Subjects: Behavioral health
Preschool-age children adopted from foreign countries learn English in the same sequence as US-born babies do: they begin with single words and move to word combinations and complex grammar, according to Harvard scientists.
Psychologist Jesse Snedeker and colleagues reached this conclusion after videotaping language acquisition by 141 international adoptees and comparing these observations with those made involving younger US counterparts.
Thus after being in the US for a few months, a 3 ½ year-old adoptee might use word combinations like “Andy shoe,’’ just like an 18-month old US-born child. A year later, the now 4 ½ year-old adoptee might have progressed to “my red shoe,’’ just like a US toddler would have done.
“Because babies are immature in so many ways, it’s easy to assume their language is simple because their minds are simple,’’ Snedeker told the Boston Globe. Her research has shown that’s not the case.

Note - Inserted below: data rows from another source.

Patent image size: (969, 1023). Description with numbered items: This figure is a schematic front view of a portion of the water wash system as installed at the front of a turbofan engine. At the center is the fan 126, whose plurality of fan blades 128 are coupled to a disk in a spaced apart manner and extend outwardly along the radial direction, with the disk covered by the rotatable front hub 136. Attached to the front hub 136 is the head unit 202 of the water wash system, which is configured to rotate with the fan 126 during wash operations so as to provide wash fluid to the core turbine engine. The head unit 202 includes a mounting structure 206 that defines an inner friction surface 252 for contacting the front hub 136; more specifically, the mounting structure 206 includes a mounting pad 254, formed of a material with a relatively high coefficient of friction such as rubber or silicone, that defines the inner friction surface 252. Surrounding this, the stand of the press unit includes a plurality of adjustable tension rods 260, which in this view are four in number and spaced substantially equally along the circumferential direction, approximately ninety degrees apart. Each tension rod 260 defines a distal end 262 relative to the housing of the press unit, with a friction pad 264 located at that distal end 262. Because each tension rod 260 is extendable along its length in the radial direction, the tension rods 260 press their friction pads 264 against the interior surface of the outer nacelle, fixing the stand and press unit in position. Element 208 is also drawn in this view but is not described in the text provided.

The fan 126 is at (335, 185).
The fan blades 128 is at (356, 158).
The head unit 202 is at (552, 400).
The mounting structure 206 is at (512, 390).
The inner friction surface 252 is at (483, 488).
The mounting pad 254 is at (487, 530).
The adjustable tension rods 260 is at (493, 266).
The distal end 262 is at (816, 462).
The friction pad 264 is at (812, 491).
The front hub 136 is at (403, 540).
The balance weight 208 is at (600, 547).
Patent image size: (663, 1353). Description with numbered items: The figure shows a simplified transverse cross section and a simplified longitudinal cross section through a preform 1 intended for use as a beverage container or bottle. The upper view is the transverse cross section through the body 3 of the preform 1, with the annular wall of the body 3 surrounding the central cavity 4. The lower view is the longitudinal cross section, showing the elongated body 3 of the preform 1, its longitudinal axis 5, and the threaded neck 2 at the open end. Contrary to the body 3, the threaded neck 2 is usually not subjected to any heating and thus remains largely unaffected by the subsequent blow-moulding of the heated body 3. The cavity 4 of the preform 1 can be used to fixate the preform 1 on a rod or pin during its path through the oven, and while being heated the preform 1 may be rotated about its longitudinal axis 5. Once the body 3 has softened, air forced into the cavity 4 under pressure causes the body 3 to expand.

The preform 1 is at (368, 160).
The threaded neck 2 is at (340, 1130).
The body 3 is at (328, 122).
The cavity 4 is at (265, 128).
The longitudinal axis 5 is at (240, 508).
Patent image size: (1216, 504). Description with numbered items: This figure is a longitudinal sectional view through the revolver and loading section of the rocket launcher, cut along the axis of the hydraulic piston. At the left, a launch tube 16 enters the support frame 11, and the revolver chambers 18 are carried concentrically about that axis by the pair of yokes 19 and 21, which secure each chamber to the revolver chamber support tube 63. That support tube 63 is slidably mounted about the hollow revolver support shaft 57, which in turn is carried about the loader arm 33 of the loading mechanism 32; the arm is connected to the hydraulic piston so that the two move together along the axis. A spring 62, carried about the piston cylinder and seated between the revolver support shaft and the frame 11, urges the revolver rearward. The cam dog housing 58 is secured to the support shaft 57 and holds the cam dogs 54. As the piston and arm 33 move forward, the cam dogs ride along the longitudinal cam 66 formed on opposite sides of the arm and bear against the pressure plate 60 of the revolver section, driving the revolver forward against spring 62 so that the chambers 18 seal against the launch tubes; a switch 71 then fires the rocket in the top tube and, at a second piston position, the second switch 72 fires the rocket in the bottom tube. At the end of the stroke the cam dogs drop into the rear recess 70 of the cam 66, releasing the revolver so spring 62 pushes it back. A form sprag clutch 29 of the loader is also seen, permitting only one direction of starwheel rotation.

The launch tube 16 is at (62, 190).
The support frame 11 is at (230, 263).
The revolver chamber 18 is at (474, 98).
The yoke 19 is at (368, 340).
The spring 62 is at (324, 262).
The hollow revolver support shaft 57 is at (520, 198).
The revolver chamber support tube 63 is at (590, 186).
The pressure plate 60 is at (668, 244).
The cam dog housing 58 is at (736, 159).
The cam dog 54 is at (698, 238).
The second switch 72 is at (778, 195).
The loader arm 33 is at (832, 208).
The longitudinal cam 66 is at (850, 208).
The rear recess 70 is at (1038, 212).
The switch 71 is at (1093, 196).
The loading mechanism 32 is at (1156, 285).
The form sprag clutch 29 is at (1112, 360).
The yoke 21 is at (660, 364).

Snedeker’s research has shown that the older adoptees are quicker at progressing through English language acquisition than US-born babies, but they progress through the same stages and make the same kinds of grammatical mistakes.
Thus it seems that humans “might need to learn words like ‘ball’ and ‘shelf’ before they can learn a word like ‘on’ ’’ and produce a sentence like “the ball is on the shelf,’’ Snedeker told the Globe.
The one exception, according to Snedeker, is that the older adoptees tend to be quicker in using words referring to time, the future and the past. So apparently there are at least some areas where cognitive maturity comes into play.